Klaus is more focused on getting the Quagmires out of the car but the white-face women don’t let him. There’s a full on struggle here and in the midst of it all Duncan starts trying to tell Klaus about something they found out during their research. Apparently they never thought to mention this before now. At last as Klaus and the Quagmires lose the battle against the women Duncan just yells ‘V.F.D.’ sparking a hundred theories amongst Series of Unfortunate Events readers for the next few years. Ah, those were the days.

Olaf finally makes it to the car, shoves Klaus out the way, steals the Quagmire notebooks and drives away. Once again out of the lives of the Baudelaires, temporarily. Mr Poe starts squawking about calling the police, but Nero’s refusing to let him use his phone owing to his being completely nuts.

Understandably, at this point the Baudelaires just give up because the adults up until now have been utterly useless when it comes to catching Olaf and this time is evidently going to be no different. I really can’t blame them for bursting into tears right now, I’m imagining this is shear frustration at what the adults around them are like, as well as the loss of their new (and only) friends.

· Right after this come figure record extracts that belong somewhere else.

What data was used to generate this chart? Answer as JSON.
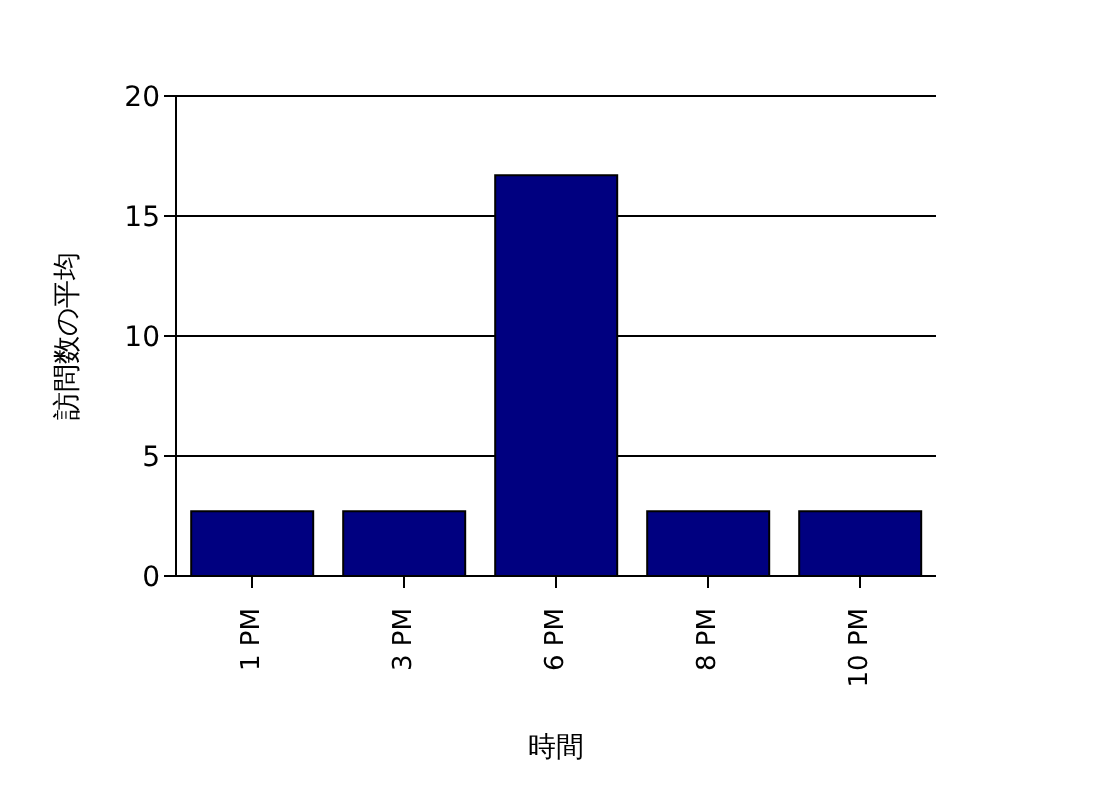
{
  "chart_data": {
    "type": "bar",
    "xlabel": "時間",
    "ylabel": "訪問数の平均",
    "categories": [
      "1 PM",
      "3 PM",
      "6 PM",
      "8 PM",
      "10 PM"
    ],
    "series": [
      {
        "color": "#000080",
        "values": [
          2.7,
          2.7,
          16.7,
          2.7,
          2.7
        ]
      }
    ],
    "ylim": [
      0,
      20
    ],
    "yticks": [
      0,
      5,
      10,
      15,
      20
    ],
    "grid": "y"
  }
}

After a while Klaus reveals to his sisters what Duncan said and Sunny tells them “Ceju” meaning “We have to find out.” talking about what V.F.D. could mean. And so we end this book with yet another mystery. We still don’t really know who Beatrice is, we don’t know where Olaf came from, we don’t know where the Baudelaires will go next, we don’t know what V.F.D. is all about, we don’t know what Olaf will do to the Quagmires and we don’t know when the Baudelaires will face him next.

But we’ll start answering those questions next week when we move onto the next book.

First, the final few pages of this one. The last picture is of the two Quagmires being pushed into the car (a funky old-fashioned looking thing) with the archway in the background. Our only clue to the next book is a picture of a fish on the back bumper of the car. I also just have to point out the slightly Burtonesque socks that Duncan has going on, black and white stripes, I approve.

And then we get the letter to the editor telling us that the next book will be The Ersatz Elevator and dropping a few small hints about what will happen next. I’ll be looking at that in more detail tomorrow.